Search code examples
jsondatabasepostgresqlnosqldatabase-schema

Need advice on database schema for storing complex json


I cant decide whether to use postgres, cassandra or another nosql

the json collection is like this

[{
id:
name: 
year: 
credits: [{id: "", name: "", role: ""}...]
genres: [{id: "", name: ""}...]
seasons: [
         { id:
           name:
           season_number:
           episodes: [
                     {id: "", 
                      name: "", 
                      season_number: "", 
                      episode_number: ""}, 
                      ...] 
         }, 
         ...]
},
...]

from above, the collection itself is an array of objects. each object has four nested arrays for values, namely keys credits, genres, seasons, episodes.

the full object needs to be read every time because all the fields are needed to be shown on the frontend.

the items in the episodes key will be inserted or deleted the most.
they are grouped, split into seasons which is also an array

initial sql table schema was one row per episode, but that creates a lot of json redundancy

its important to have a query that returns the above object in its original structure


Solution

  • I concur with Laurenz' answer that PostgreSQL would be a better option because of the update/deletes. You can store the data in standard SQL tables and use PostgreSQL JSON support to generate the necessary JSON.

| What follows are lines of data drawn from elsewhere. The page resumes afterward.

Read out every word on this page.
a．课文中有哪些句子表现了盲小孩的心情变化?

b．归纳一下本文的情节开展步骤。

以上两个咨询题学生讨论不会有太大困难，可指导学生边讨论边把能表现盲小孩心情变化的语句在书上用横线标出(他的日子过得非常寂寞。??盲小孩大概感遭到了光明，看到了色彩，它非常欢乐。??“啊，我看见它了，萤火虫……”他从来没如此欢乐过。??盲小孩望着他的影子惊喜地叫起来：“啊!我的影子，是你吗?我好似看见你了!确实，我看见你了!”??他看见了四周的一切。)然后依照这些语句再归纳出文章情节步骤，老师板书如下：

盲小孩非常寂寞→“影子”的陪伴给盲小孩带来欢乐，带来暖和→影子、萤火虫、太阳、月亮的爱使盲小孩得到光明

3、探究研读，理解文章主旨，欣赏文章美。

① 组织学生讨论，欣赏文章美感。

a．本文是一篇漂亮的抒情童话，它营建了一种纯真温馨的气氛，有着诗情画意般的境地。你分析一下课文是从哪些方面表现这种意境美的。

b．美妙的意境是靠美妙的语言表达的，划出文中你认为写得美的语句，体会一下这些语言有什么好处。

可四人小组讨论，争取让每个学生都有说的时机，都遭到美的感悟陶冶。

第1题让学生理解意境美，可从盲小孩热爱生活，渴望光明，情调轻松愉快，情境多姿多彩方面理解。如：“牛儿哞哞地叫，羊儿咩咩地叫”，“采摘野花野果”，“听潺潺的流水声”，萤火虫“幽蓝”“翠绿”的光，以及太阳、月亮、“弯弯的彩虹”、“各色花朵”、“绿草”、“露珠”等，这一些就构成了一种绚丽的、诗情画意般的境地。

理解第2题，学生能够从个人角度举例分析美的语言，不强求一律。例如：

    To demonstrate I took your example and created a working example in db_fiddle which you can access here https://www.db-fiddle.com/f/81Acp5wdEEaWMMxKfvbUaS/3.

    create schema test;
    create table test.tvshow ( id serial, name text );
    create table test.credit ( id serial, show_id integer, name text , role text );
    create table test.genre (id serial, name text, show_id integer );
    create table test.season ( id serial, name text, season_number text, show_id integer);
    create table test.episode ( id serial, name text, season_id integer, episode_number text, show_id integer);
    
    insert into test.tvshow (name) values ('gunsmoke');
    insert into test.credit (name, show_id) values ('credits #1', 1);
    insert into test.credit (name, show_id) values ('credits #2', 1);
    insert into test.credit (name, show_id) values ('credits #3', 1);
    
    insert into test.genre (name, show_id) values ('western', 1);
    insert into test.genre (name, show_id) values ('drama', 1);
    
    insert into test.season (name, show_id, season_number) values ('Season 1', 1, '01');
    insert into test.season (name, show_id, season_number) values ('Season 2', 1, '02');
    
    
    insert into test.episode (name, season_id, episode_number, show_id) values ('Episode#1',1, '01', 1);
    insert into test.episode (name, season_id, episode_number, show_id) values ('Episode#2',1, '01', 1);
    insert into test.episode (name, season_id, episode_number, show_id) values ('Episode#3',1, '01', 1);
    
    insert into test.episode (name, season_id, episode_number, show_id) values ('Episode#1',2, '01', 1);
    insert into test.episode (name, season_id, episode_number, show_id) values ('Episode#1',2, '02', 1);
    

    Once populated you can execute the following SQL.

      SELECT array_to_json(array_agg(row_to_json(t, true)))
    FROM (
        SELECT name
            ,(
                SELECT array_to_json(array_agg(row_to_json(c)))
                FROM (
                    SELECT id
                        ,name
                        ,ROLE
                    FROM test.credit
                    WHERE test.credit.show_id = test.tvshow.id
                    ) c
                ) AS credits
            ,
            --
            (
                SELECT array_to_json(array_agg(row_to_json(g)))
                FROM (
                    SELECT id
                        ,name
                    FROM test.genre
                    WHERE test.genre.show_id = test.tvshow.id
                    ) g
                ) AS genres
            ,
            --
            (
                SELECT array_to_json(array_agg(row_to_json(s, true)))
                FROM (
                    SELECT id
                        ,name
                        ,season_number
                        ,(
                            SELECT array_to_json(array_agg(row_to_json(e)))
                            FROM (
                                SELECT id
                                    ,name
                                    ,season_number
                                FROM test.episode
                                WHERE test.episode.show_id = test.tvshow.id
                                    AND test.episode.season_id = test.season.id
                                ) e
                            ) AS episodes
                    FROM test.season
                    WHERE test.season.show_id = test.tvshow.id
                    ) s
                ) AS seasons
        --
        FROM test.tvshow
        ) t
    

    That will return a with the JSON row for all the shows.